Myth: Hand protection as a consumable should be a low-cost commoditised offering.
Hands are an indispensable tool that we count on all day, every day. Hands belong to people, and we know that people are the biggest asset in any company. And yet, gloves…
Gloves can often be seen slipping down the priority rankings in organisations, having become heavily commoditised due to their consumable nature.
We see gloves as a protective second skin, a unique combination of engineering and art that deserves celebrating. Throughout organisations, there needs to be a paradigm shift to recognise that gloves are a technical piece of equipment protecting highly valuable tools.
Analysing the true cost
Insights have shown us that, in many companies, over 60% of overall PPE spend is on gloves. Unfortunately, safety procurement often centres around examining a product unit cost.

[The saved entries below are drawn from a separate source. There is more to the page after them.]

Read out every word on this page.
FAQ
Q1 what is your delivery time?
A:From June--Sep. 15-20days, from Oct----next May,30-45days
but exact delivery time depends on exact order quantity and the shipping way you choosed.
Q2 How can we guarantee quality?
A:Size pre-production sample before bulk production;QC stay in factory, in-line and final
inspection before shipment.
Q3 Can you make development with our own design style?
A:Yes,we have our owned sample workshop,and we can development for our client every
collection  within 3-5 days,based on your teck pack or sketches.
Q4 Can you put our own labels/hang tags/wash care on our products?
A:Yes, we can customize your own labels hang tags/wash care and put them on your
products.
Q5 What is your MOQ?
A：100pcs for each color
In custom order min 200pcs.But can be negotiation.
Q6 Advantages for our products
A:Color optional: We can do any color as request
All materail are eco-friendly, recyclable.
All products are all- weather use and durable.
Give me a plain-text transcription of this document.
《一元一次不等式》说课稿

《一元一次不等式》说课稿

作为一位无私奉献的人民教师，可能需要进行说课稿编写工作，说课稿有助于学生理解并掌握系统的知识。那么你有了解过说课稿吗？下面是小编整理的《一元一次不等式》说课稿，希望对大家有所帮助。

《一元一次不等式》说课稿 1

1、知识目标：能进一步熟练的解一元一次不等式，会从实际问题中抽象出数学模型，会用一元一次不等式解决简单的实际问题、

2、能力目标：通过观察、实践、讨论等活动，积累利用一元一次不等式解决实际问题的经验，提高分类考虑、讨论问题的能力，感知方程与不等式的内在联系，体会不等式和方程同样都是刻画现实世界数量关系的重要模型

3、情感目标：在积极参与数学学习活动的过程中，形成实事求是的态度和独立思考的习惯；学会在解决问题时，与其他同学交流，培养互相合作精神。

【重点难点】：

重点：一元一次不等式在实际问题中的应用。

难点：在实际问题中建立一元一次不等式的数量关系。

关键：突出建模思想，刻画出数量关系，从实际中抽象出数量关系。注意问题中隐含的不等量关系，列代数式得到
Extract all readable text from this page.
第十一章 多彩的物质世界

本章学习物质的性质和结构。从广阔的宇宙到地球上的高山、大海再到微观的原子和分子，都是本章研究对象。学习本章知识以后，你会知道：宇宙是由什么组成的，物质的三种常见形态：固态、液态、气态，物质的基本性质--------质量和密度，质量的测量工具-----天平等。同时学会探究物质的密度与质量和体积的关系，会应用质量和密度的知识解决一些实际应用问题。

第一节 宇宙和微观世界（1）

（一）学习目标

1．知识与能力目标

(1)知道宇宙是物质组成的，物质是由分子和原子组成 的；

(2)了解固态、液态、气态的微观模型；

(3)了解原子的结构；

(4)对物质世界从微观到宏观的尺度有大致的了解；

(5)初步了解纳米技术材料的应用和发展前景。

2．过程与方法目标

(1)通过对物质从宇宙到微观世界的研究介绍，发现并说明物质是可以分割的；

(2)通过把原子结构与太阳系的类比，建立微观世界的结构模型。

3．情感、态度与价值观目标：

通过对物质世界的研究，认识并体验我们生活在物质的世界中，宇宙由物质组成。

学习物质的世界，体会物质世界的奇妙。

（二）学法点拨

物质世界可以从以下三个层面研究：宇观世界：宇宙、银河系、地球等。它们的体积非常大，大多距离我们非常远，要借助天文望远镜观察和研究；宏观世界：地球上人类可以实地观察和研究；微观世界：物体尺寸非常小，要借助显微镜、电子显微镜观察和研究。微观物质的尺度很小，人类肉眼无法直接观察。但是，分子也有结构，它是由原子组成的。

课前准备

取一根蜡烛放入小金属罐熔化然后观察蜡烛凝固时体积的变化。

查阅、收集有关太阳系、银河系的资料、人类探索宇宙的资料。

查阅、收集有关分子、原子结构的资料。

When gloves are commoditised and simply the cheapest is purchased, generally several other key factors are overlooked that contribute to the total cost, for example:
- The glove’s ability to protect against hand injuries
- The durability and wear life of the glove
- Whether the glove impacts wearer’s functionality and productivity
- Levels of waste generated from regular disposal of gloves.
Case Study: Up until March, a company we have worked closely with were purchasing a glove for £1.10/pair, and the glove was disposed of at the end of every working day. The organisation made the decision to switch to an alternative glove costing in the region of £7/pair, but this glove lasted for 10 working days. Immediately, that offered over a 35% cost saving per pair, solely on like-for-like durability, without mentioning a significant increase in protection and functionality levels provided by the alternative glove, as well as a significant reduction in waste.
If gloves are viewed as a technical piece of equipment from a high level within an organisation, ultimately, the wearers will feel empowered to look after their ‘equipment’ rather than treat it as a disposable item.
Secondly, with added benefits of higher specification gloves, such as touchscreen compatibility, wearers can perform their tasks more efficiently and effectively.
Hand injuries continue to equate to anything between 20% and 60% of total injuries on many sites.
When all is said and done, regardless of the price of the glove, if it is not protecting hands, you are not getting return on investment, through downtime, lost time, claims etc.
The change of mindset sits with glove manufacturers too. As a glove manufacturer, we must provide maximum support and have a conscientiousness that it’s not just about supplying gloves but it’s about supplying the right glove.
If the hand protection issued was more effective, how much closer could we get to 0 hand injuries?